Cultural Proficiency

Last Sunday, I started my adult study class with a provocative statement. I said that whenever someone asks me where I am from, it doesn’t put me at ease. Not that I don’t want to share my origin (I was proudly born in the DR Congo), but I always feel that the question is exclusionary in nature. 

The question brings to mind the social duality of “us” versus “them.” It is as if someone is saying since you don’t sound like us, you must be from another place. Therefore, you don’t fully belong and integrated until you speak accent free like us.

I remember about 26 years ago when I came to the US, I was a youth counselor in a Methodist camp in Iowa. A nine-year-old girl came to me and asked, “How come you don’t speak like us?” In return, I asked her, "How come you don’t speak like me?"  The little girl was confused. 

At face value, she asked her question out of curiosity and she was quite sincere, but I doubt she knew that it was a question loaded with social and cultural bias.

In the book we are studying in my Sunday study class “Freeing Congregational Mission, A Practical Vision for Companionship, Cultural Humility and Co-Development," the authors, Farrell and Khyllep, introduce the notion of “Cultural Proficiency." They argue that when dealing in cross cultural encounters, we should all strive to cultural proficiency as opposed to cultural intelligence and cultural competence.

While on the one hand cultural intelligence connotes the idea of an IQ that cannot increase during our lifetime, cultural competency evokes the notion of an all-or-nothing condition, and something to be certified.
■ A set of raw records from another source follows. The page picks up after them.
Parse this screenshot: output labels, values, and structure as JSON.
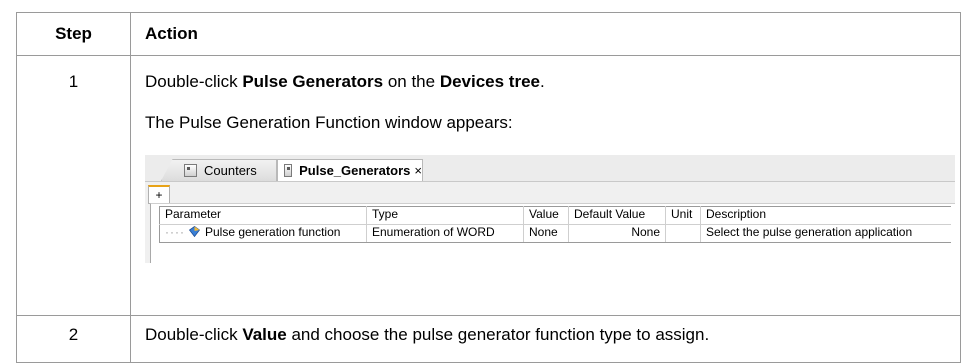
{
  "headers": {
    "step": "Step",
    "action": "Action"
  },
  "rows": [
    {
      "step": "1",
      "line1": {
        "pre": "Double-click ",
        "b1": "Pulse Generators",
        "mid": " on the ",
        "b2": "Devices tree",
        "post": "."
      },
      "line2": "The Pulse Generation Function window appears:"
    },
    {
      "step": "2",
      "line": {
        "pre": "Double-click ",
        "b1": "Value",
        "post": " and choose the pulse generator function type to assign."
      }
    }
  ],
  "screenshot": {
    "tabs": [
      {
        "label": "Counters",
        "icon": "module-icon",
        "active": false
      },
      {
        "label": "Pulse_Generators",
        "icon": "module-icon",
        "active": true,
        "close": "×"
      }
    ],
    "add_tab": "+",
    "grid": {
      "headers": [
        "Parameter",
        "Type",
        "Value",
        "Default Value",
        "Unit",
        "Description"
      ],
      "row": {
        "tree": "····",
        "icon": "parameter-icon",
        "parameter": "Pulse generation function",
        "type": "Enumeration of WORD",
        "value": "None",
        "default": "None",
        "unit": "",
        "description": "Select the pulse generation application"
      }
    }
  }
}
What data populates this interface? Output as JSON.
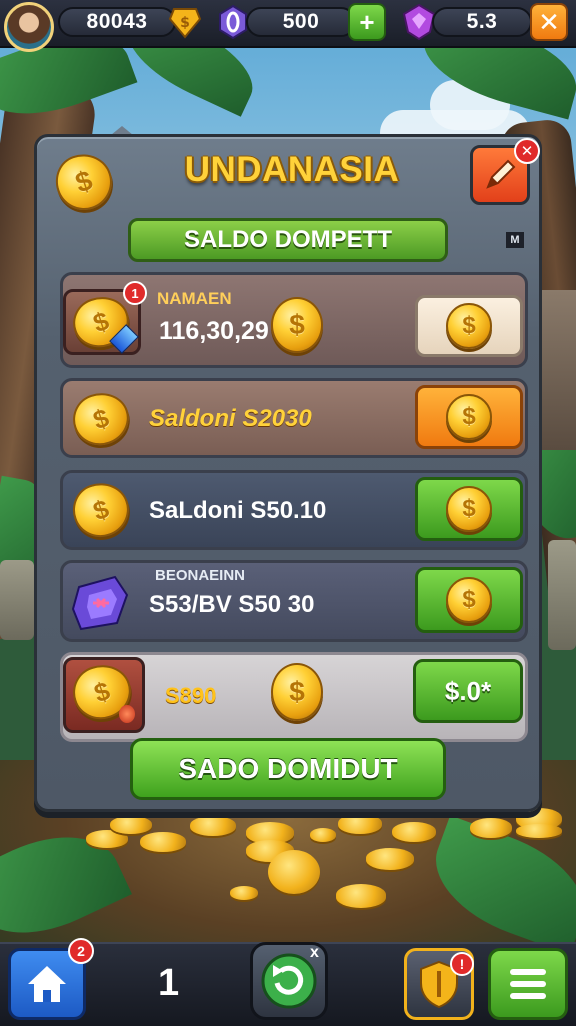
{
  "top_bar": {
    "coins_value": "80043",
    "gems_value": "500",
    "crystals_value": "5.3",
    "add_label": "+",
    "close_label": "✕"
  },
  "panel": {
    "title": "UNDANASIA",
    "header_button": "SALDO DOMPETT",
    "mini_icon": "M",
    "rows": [
      {
        "tag": "NAMAEN",
        "value": "116,30,29",
        "badge": "1"
      },
      {
        "value": "Saldoni  S2030"
      },
      {
        "value": "SaLdoni  S50.10"
      },
      {
        "tag": "BEONAEINN",
        "value": "S53/BV  S50 30"
      },
      {
        "value": "S890",
        "button_label": "$.0*"
      }
    ],
    "bottom_button": "SADO DOMIDUT"
  },
  "bottom_nav": {
    "home_badge": "2",
    "counter": "1",
    "refresh_badge": "x",
    "shield_badge": "!"
  },
  "colors": {
    "title_gold": "#ffd23a",
    "green_button": "#4c9a24",
    "orange_button": "#f07a10",
    "badge_red": "#e02a2a"
  },
  "icons": [
    "avatar",
    "coin-icon",
    "gem-icon",
    "plus-icon",
    "crystal-icon",
    "close-icon",
    "edit-icon",
    "shield-gem-icon",
    "home-icon",
    "refresh-icon",
    "shield-icon",
    "menu-icon"
  ]
}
Cultural proficiency, on the other hand, entails a range of capacities deemed appropriate to developmental stages of cross-cultural encounters.

To work on cultural relationships, the authors recommend that we adopt an attitude of what they call cultural humility. They contend that there is no such a thing as an American normative culture, (monolithic) but rather than cultures (plural).

To live and dialogue in this diversity of cultures requires that we listen and be aware of the multiplicity of cultural differences from different societies. 

In the African context for example, people don’t ask where you are from, but rather what is your village? Maybe if my fellow Americans asked not where I am from but rather said something like “you have a beautiful foreign accent,” I would be more inclined to tell them where I got it.